FIG. 1 is a functional block diagram of an image monitoring device according to an embodiment of the present invention, FIG. 2 is a flowchart explaining the operation of the image monitoring device, and FIG. 3 is a two-dimensional diagram of a plurality of pixels showing image information. FIG. 4 is a plan view showing the arrangement; FIG. 4 is a conceptual diagram showing the results of calculating the difference values between the reference image information of the specific monitoring area and the input image information in vertical and horizontal columns; and FIG. 5 is the binarization means. A conceptual diagram showing the result of binarizing the difference value in Fig. 4 using The figure which shows the image of a disturbance factor, etc. ■...Image input device, 2...Input image memory 3.

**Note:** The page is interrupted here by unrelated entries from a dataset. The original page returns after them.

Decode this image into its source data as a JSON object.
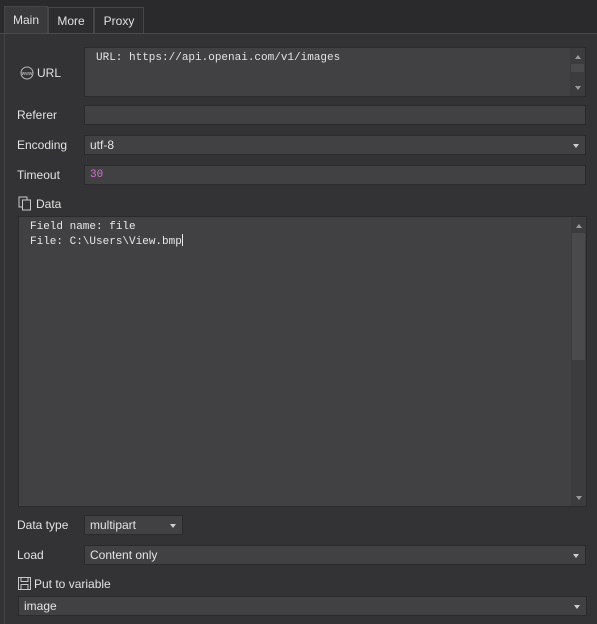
{
  "tabs": [
    {
      "label": "Main",
      "active": true
    },
    {
      "label": "More",
      "active": false
    },
    {
      "label": "Proxy",
      "active": false
    }
  ],
  "url": {
    "label": "URL",
    "icon": "www-icon",
    "value": "URL: https://api.openai.com/v1/images"
  },
  "referer": {
    "label": "Referer",
    "value": ""
  },
  "encoding": {
    "label": "Encoding",
    "value": "utf-8"
  },
  "timeout": {
    "label": "Timeout",
    "value": "30",
    "value_color": "#d070d0"
  },
  "data": {
    "label": "Data",
    "icon": "copy-icon",
    "lines": [
      "Field name: file",
      "File: C:\\Users\\View.bmp"
    ]
  },
  "data_type": {
    "label": "Data type",
    "value": "multipart"
  },
  "load": {
    "label": "Load",
    "value": "Content only"
  },
  "put_to_variable": {
    "label": "Put to variable",
    "icon": "save-icon",
    "value": "image"
  }
}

...Reference image memory, 5...Alarm device. 4... Image processing device,

Claims (1)

[Scope of Claims] 1. An image monitoring device that detects changes in image information in a monitoring area and monitors intruders, etc., comprising: a reference image memory that stores a reference image of a specific monitoring area; and the specific monitoring area. an image processing device that determines the presence or absence of an intruder based on the input image information and the reference image information; pixel column adding means for adding the luminance differences of each image calculated from each pixel column, and continuity for counting the number of consecutive pixel columns in which each difference luminance value added by the pixel column adding means is equal to or greater than a certain value. 1. An image monitoring device comprising: a determining means, and generating an alarm drive signal to an alarm circuit when the number of consecutive determination results of the continuity determining means is equal to or greater than a predetermined number of consecutive times. 2. The image processing device further includes a binarization unit that binarizes the luminance difference value of each image added by the pixel string addition unit according to the magnitude with respect to a certain threshold value, and the binarization unit binarizes the luminance difference value of each image added by the pixel string addition unit. 2. The image monitoring apparatus according to claim 1, wherein the continuity determining means counts the number of consecutive pixel rows whose differential luminance values are equal to or greater than the predetermined value.